The Right Type of Whale

Jude Morgan, Staff Writer

On the morning of November 30th, many sailors around the coast of New York City found themselves being ordered to slow down because of a pod of whales. Yet these are very special whales in the eyes of the scientific community, as they’re nearing extinction. Given the critically endangered rating by the IUCN, the North Atlantic Right Whale is the most endangered species of whale in the world. 

Scientists estimate fewer than 350 of these Right Whales are left alive in the wild, with their population still in decline. As they were nearly hunted to extinction due to the whaling industry, their population still hasn’t recovered. Their life spans used to stretch from 70 to 100 years of age, but birth rates have been reduced to half the rate as those in the past. Researchers attribute the cause of this sudden birth rate drop to the rapid increase in deaths among female right whales, leading to a population containing more males. There are currently less than 100 breeding females left in the wild as of today. Their lifespan now fluctuates between 45 to 60 years, a concerningly large decline from the past. 

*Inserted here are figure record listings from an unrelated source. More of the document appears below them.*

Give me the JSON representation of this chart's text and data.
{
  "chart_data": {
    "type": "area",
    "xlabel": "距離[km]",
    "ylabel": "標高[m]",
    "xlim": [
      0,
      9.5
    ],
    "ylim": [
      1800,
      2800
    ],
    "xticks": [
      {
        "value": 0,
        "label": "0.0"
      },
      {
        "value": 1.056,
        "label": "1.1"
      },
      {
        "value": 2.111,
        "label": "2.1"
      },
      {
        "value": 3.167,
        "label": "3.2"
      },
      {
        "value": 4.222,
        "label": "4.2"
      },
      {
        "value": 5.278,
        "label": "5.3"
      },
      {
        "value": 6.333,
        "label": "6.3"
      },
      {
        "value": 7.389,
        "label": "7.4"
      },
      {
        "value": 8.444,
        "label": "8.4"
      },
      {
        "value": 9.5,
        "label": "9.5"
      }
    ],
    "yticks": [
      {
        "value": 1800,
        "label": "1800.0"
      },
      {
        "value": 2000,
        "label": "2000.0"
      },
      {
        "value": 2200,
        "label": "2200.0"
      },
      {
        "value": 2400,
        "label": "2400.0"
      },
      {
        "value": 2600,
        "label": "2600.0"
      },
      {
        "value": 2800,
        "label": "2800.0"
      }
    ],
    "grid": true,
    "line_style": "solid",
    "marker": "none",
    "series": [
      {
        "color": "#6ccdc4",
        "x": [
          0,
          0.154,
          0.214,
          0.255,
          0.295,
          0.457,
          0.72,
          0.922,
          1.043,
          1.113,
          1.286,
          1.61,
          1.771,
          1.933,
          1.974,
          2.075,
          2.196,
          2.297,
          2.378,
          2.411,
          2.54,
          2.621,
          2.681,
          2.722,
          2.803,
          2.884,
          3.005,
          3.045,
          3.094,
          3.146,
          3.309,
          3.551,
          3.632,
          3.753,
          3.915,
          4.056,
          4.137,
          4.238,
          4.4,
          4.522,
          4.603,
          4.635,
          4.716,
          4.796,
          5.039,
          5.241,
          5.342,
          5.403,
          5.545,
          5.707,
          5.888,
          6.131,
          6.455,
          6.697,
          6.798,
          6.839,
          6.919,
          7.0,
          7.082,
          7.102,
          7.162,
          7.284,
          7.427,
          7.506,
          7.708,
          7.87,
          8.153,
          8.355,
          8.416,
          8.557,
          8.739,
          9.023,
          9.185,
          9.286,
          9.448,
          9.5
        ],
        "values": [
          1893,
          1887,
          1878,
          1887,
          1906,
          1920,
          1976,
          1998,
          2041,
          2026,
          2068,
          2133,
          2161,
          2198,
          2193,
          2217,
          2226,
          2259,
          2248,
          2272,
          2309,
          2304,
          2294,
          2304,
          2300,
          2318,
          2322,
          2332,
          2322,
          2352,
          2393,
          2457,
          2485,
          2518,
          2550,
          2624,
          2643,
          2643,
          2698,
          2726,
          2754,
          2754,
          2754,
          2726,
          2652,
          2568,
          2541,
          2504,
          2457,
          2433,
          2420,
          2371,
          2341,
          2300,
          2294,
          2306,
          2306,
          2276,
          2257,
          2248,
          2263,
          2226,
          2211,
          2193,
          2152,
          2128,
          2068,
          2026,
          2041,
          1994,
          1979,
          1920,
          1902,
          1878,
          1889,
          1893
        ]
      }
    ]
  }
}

Their population decline can’t be entirely blamed on a gender imbalance, but primarily human intervention. The reason why female whales are dying at a more rapid rate is due to fishing accidents, such as boat collisions and fishing net entanglements. They are more susceptible to such damage because of the energetic stress from reproduction, leaving them vulnerable. Along with climate change and ocean noise, sea life has been struggling to flourish. Conservation efforts are being made, helping to regulate ocean noise, vehicle collisions, and net entanglement. The closed zone should reopen to normal transit on the 5th of December but will continue to stretch from Massachusetts all the way down to Maryland.